When my granddaughters come for an overnight, somehow my inner child surfaces without even being beckoned. We’ve collected objects from nature and tried to draw them, painted with watercolors and acrylics, colored paper doll clothes, made gingerbread houses–in August, and more. On Pinterest I’ve collected numerous art-and-craft ideas to try. You’ve inspired me, Jean. My adult self needs to block some time off the calendar and practice being creative!
children certainly bring out the child within us. At my retreat I giggled as I played and even found bubbles and took them with me on a walk. Used them to bless each turn on the labyrinth. What fun! But as adults you are right we need to be intentional so the child sneaks back into hiding!
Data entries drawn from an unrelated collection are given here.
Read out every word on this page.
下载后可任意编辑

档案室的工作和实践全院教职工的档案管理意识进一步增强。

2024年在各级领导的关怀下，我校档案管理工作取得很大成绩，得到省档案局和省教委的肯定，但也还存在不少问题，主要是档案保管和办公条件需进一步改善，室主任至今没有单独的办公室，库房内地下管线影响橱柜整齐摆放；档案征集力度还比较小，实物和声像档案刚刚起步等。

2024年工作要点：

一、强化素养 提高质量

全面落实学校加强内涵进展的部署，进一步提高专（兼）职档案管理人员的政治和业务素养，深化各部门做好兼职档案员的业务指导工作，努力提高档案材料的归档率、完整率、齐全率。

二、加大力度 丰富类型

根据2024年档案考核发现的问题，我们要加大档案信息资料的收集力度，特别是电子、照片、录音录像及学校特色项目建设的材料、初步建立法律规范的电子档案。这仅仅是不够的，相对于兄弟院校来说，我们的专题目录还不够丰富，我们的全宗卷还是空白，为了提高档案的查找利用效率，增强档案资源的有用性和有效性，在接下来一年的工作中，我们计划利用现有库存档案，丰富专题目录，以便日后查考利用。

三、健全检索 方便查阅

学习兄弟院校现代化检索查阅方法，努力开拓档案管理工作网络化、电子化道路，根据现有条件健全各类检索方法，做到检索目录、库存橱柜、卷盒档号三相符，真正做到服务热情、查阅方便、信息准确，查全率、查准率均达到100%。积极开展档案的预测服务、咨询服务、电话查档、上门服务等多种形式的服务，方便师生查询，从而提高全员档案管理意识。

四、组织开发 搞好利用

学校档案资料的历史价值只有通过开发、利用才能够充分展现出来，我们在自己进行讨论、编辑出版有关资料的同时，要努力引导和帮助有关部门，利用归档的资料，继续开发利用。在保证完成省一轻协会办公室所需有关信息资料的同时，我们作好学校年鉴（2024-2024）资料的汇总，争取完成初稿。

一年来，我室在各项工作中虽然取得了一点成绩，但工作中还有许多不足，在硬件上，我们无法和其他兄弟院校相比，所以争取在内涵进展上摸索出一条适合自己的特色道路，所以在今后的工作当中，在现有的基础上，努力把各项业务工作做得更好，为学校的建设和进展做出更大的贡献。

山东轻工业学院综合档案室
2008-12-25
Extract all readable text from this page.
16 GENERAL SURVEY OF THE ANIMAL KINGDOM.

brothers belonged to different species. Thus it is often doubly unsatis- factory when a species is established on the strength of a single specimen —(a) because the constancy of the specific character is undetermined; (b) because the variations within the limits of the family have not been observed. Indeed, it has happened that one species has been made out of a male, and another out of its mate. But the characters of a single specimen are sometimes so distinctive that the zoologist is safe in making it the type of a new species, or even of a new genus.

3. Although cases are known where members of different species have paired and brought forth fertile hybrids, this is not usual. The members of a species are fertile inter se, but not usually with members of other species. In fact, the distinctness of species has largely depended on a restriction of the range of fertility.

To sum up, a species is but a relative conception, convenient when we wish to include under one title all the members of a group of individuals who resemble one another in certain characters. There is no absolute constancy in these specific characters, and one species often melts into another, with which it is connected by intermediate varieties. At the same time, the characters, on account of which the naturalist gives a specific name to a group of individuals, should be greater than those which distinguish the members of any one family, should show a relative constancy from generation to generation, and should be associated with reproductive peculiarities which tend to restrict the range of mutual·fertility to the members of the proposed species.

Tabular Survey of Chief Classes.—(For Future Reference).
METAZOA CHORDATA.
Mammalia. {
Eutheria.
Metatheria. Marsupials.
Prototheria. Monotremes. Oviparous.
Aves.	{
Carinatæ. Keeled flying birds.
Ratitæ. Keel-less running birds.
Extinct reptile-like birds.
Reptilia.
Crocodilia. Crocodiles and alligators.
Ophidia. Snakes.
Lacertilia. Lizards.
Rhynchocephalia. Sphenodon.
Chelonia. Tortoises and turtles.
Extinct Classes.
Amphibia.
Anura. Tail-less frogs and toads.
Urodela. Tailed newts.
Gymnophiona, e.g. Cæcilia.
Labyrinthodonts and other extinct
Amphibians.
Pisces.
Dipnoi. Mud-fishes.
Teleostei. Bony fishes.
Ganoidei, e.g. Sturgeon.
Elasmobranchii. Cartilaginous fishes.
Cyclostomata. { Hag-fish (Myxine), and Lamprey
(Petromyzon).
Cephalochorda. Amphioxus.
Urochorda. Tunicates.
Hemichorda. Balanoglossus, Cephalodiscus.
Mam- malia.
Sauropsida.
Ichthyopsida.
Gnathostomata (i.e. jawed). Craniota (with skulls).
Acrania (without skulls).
I certainly had to use both parts of my brain when I was teaching, Jean. If I didn’t keep an agenda in my planner for everything under the sun, I would have been totally lost. The creative side came in with making mundane information come alive for students. These days, at least since late January, I’ve had trouble focusing on anything for long, even reading. This will pass in time, I’m sure, as Danny continues to improve, not just physically but mentally from his ordeal. I have to go everywhere with him, including shopping for groceries, as he is nervous about being alone. I certainly can’t blame him, but it’s changed our trajectories in major ways. I’m praying that this too will pass.
Blessings!
I like that image of making routine things come alive – good image, Martha! I agree with you though it is hard now to focus so things like lists and calendars do help me focus more Glad to hear Danny is improving. that has taken lots of your energy I am sure. You are both in my prayers.
thank you jean….such good reminders to loosen our grip on perfection and trying to manage our grown up lives in tightness..having been a preschool teacher for over 35yrs..creativity and the freedom to create without judgement created such joy and self accomplishment in these young learners. i learned to enjoy making mistakes and embracing imperfections …again..its the process not the product…
peace
preschool teachers usually know how to play! I find myself too focused on perfection at times and forgetting the fun parts. This summer has helped loosen up the muse within my heart again
I am both. I love lists. I love crossing things off the list. So much so that if I do something not on the list, I add it so I can cross it off! And I am creative. My mind is always busy with, “I wonder what would happen if …” So I set out to see. But once I accomplish it, I have no desire to maintain it because dozens of other “I wonders” have called to me. Right now, as I look out my window I see the new call: the propane tank and a useless space that once was unseen behind the chicken coop. Now that I no longer live in front of the coop, but behind it, that mess of a space is calling. I wonder if it could become a rock garden? Maybe that stack of old tires could become planters for hostas. What could I paint on that tank … pithy words? A funny face? A garden of flowers? What will be the new view from my window? I’ve started a list of the steps to make this all happen.
It is all balance isn’t it? What I find in my writing I get too focused on getting it done and less playing with the words and having fun and letting the words flow. I need both. This summer has reminded me of that. More free writing!! Your creative visions makes me smile!